I doubt that hardcoding is the way to go. To calculate the next fibonacci is a single add of cpu registers. Looking things up in a table seems like it would actually take longer.
Incorrect.
You'vr omitted all the steps necessary to get the next Fibonacci number loaded into a register. (ironically, this is what hardcoding accomplishes, btw)
Your way: A math operation is require loading value 1, mathop to calculate next fibonacco value, saving value 2, compare operation to index number.
My way: A hardcoded table gets turned into a memory resident space by the compiler, never gets swapped, and requires only a lookup, and a compare. Pointer just moves one byte to next stored number, then a compare of the two registers.
It's not just a little faster; it's probably 4x faster.
Admittedly,I'm a little rusty on the inner workings of the cpu, but the table would be in a cache and not in registers, correct? So the lookup operation you refer to means it would have to be fetched from the cache into a register before the compare which AFAIK is slower vs a simple add and store of the previous 2 Fibonacci numbers happening all within registers.
https://www.gktoday.in/topic/which-is-the-fastest-computer-memory-register-or-cache-3/
Negative.
Table would be paged in at first operation, and remain paged in, since it would be sequentially referenced by the compare op.
Static lookups are always faster than any math operation.

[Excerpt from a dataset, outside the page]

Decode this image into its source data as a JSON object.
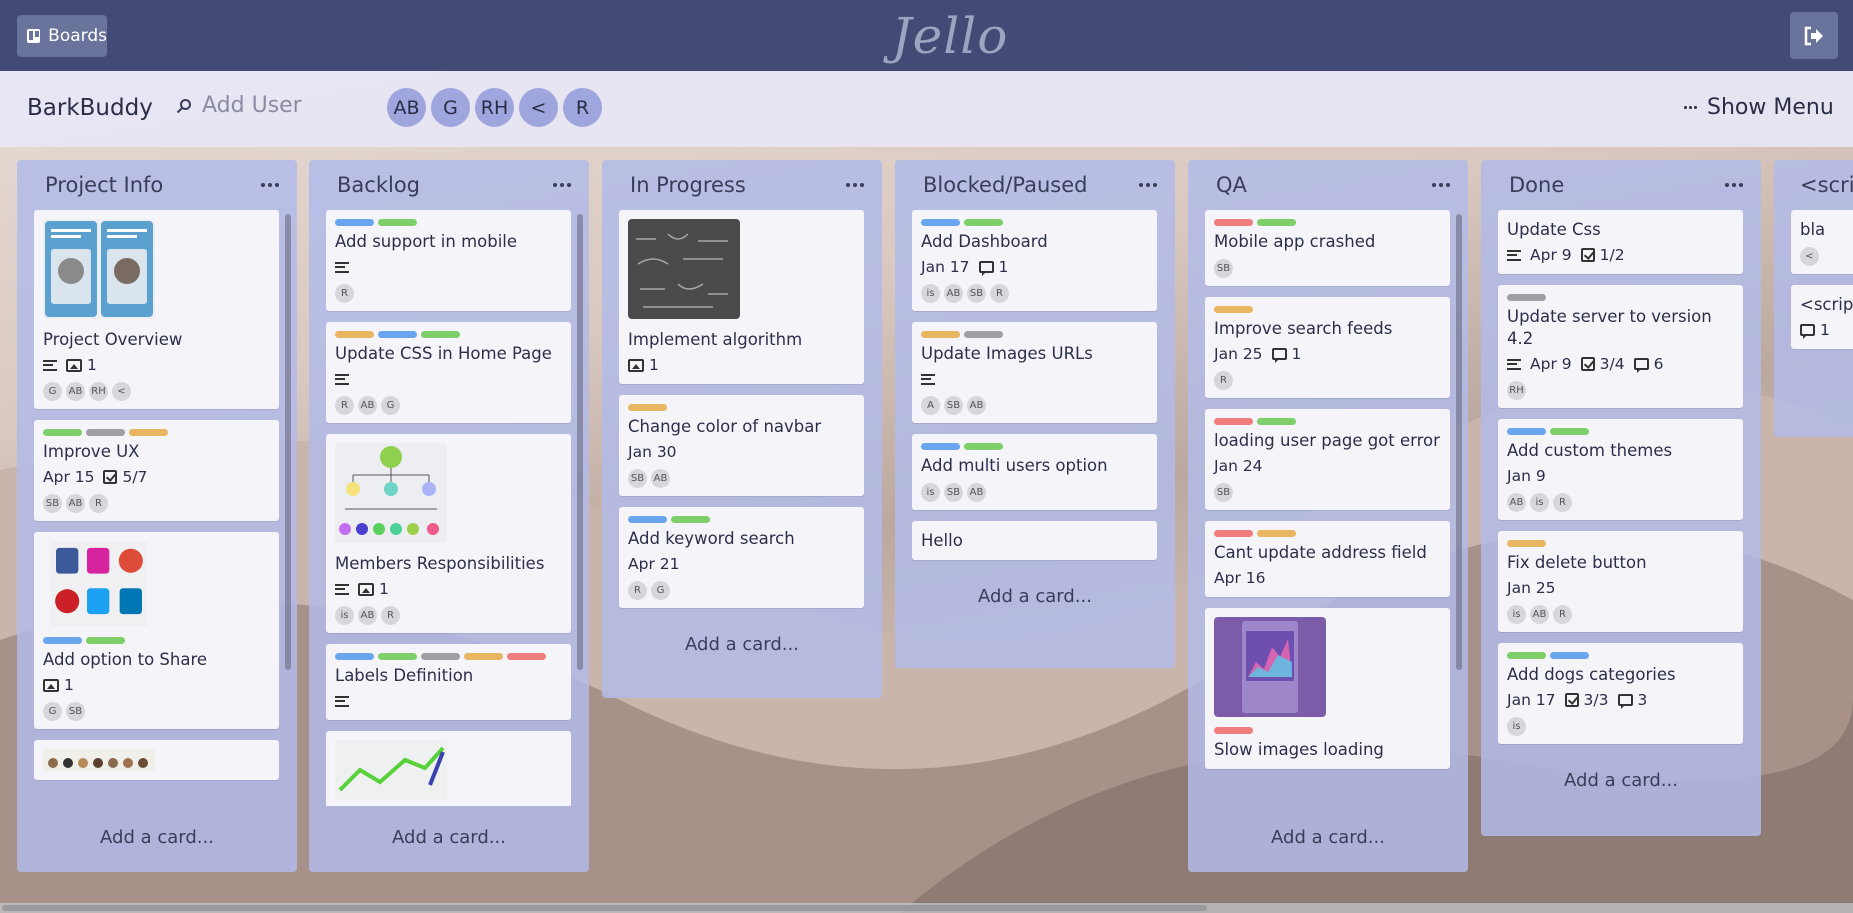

In low level languages (Like C, for example) there are system calls like mlock() to keep memory from paging, and inline() https://www.geeksforgeeks.org/inline-function-in-c/ to do the same for compiled functions. By never allowing them to swap you can try to achieve the same efficiency of hardcoding, but you still will not quite get there. Hardcoding is faster as long as the table is referenced frequently enough to prevent swap, which by definition it would be.